We’re barely a month into 2018, and the Invenergy case has already been a roller coaster. The proposed fracked gas and diesel fuel power plant had come close to a crashing halt but managed to narrowly avoid a total disaster.
Back in December, the Energy Facility Siting Board scheduled a “Show Cause Hearing” for the end of January, at which Invenergy would have had to show why its request for a permit to build should not be suspended. The Siting Board was concerned about two lawsuits Invenergy had pending before the Federal Energy Regulatory Commission (FERC), and about uncertainties stemming from a purported contract that Invenergy had signed with a faction of the Narragansett Indian Tribe to provide backup water for its proposed power plant.
Invenergy Tries a New Tactic
Well aware of the mortal danger another delay could pose should the Siting Board find that its case should indeed be suspended, Invenergy rapidly changed course. On January 22, Invenergy canceled its supposed water contract with the Narragansett Indian Tribe, thereby taking that issue off the table. Two days later, Invenergy voluntarily withdrew one of the pending FERC lawsuits – the one in which Invenergy sought to foist onto families and businesses in Rhode Island and the rest of New England the hundreds of millions of dollars it would cost to connect its power plant to the regional electricity grid. (This lawsuit was the main reason for the Siting Board’s Show Cause Hearing.)
In response, the Siting Board canceled the Show Cause Hearing.
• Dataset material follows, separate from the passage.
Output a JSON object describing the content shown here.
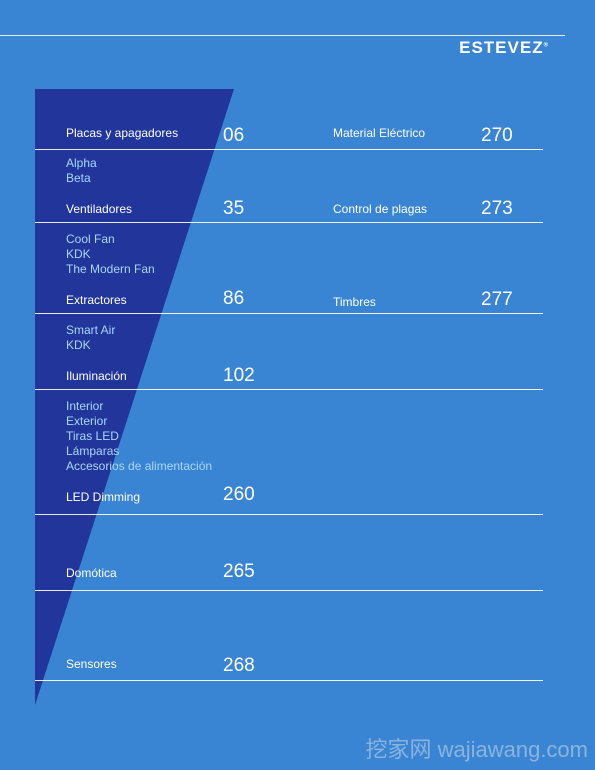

And on January 26, it announced a schedule of dates for the Final Hearing in the case, starting on April 11 and running through the summer.
Invenergy Attempts to Save Face
Invenergy’s abrupt move to withdraw a lawsuit it had only just started underscores the magnitude of the public relations disaster that had resulted from its secret (and ham-fisted) attempt to shift interconnection costs to electricity customers. But it also saved Invenergy from what might have been another delay – this one possibly fatal.
On the same day that the Siting Board announced the Final Hearing dates, FERC resolved the second lawsuit involving Invenergy. To no one’s surprise, FERC announced that the rules that apply to every power plant generator in New England also apply to Invenergy. Specifically, FERC ruled that Invenergy would not be allowed to self-build the interconnection and that Invenergy would have to post a multi-million dollar bond to cover those construction costs as soon as it wanted interconnection work to start.
In the midst of the activity relating to Invenergy’s water contract with the Narragansett Tribe and the litigation at FERC, Invenergy defaulted on a mandatory $500,000 tax payment to the Town of Burrillville. The company gave the transparently silly excuse that Burrillville was unfairly litigating against it at the Siting Board. But as the media reported widely, Burrillville has made no secret of its opposition to Invenergy, and Invenergy’s tax agreement with the Town places no limits on what Burrillville is allowed to do with the money. The result is that Burrillville will keep fighting Invenergy, but the company shows itself to be a dishonest player that doesn’t want to keep its promises.
The Good and the Bad for Invenergy
The good news for Invenergy is that it has successfully avoided a near-death experience, and it looks like it will be allowed to move to a Final Hearing in the Siting Board later this year.
The bad news for Invenergy is that almost everything else that has happened recently will hurt the company:
- Last autumn, New England’s regional grid operator, the ISO, disqualified Invenergy from bidding the second turbine planned for its plant into the upcoming auction in which ISO procures electricity from power generators. This underscored just how little New England needs Invenergy’s contentious plant.
- On January 11, Rhode Island Attorney General Peter Kilmartin announced his opposition to Invenergy and his intention to file a “friend of the court” brief in support of CLF’s Superior Court lawsuit challenging the company’s illegal contract to purchase water for its plant from the Town of Johnston.
- Based on public documents, it now appears that Invenergy – originally slated for completion in 2019 – cannot be operational even in 2021, as it has most recently promised the Siting Board. This is not just terrible public relations for Invenergy (although it certainly is that, too). This further shows how un-needed this fossil fuel power plant really is.
It seems Invenergy is coming to a crossroads. If it wants to proceed with its project, Invenergy will be required to post multi-million dollar bonds before it obtains necessary permits – or push the start date of its project into 2022, 2023, or beyond. As more and more renewable energy comes online, the arguments in favor of Invenergy’s dirty, outdated energy – weak as they have been all along – become less and less persuasive.
The bottom line for CLF and Rhode Island residents is that our fight against this fracked gas and diesel oil plant is not yet over.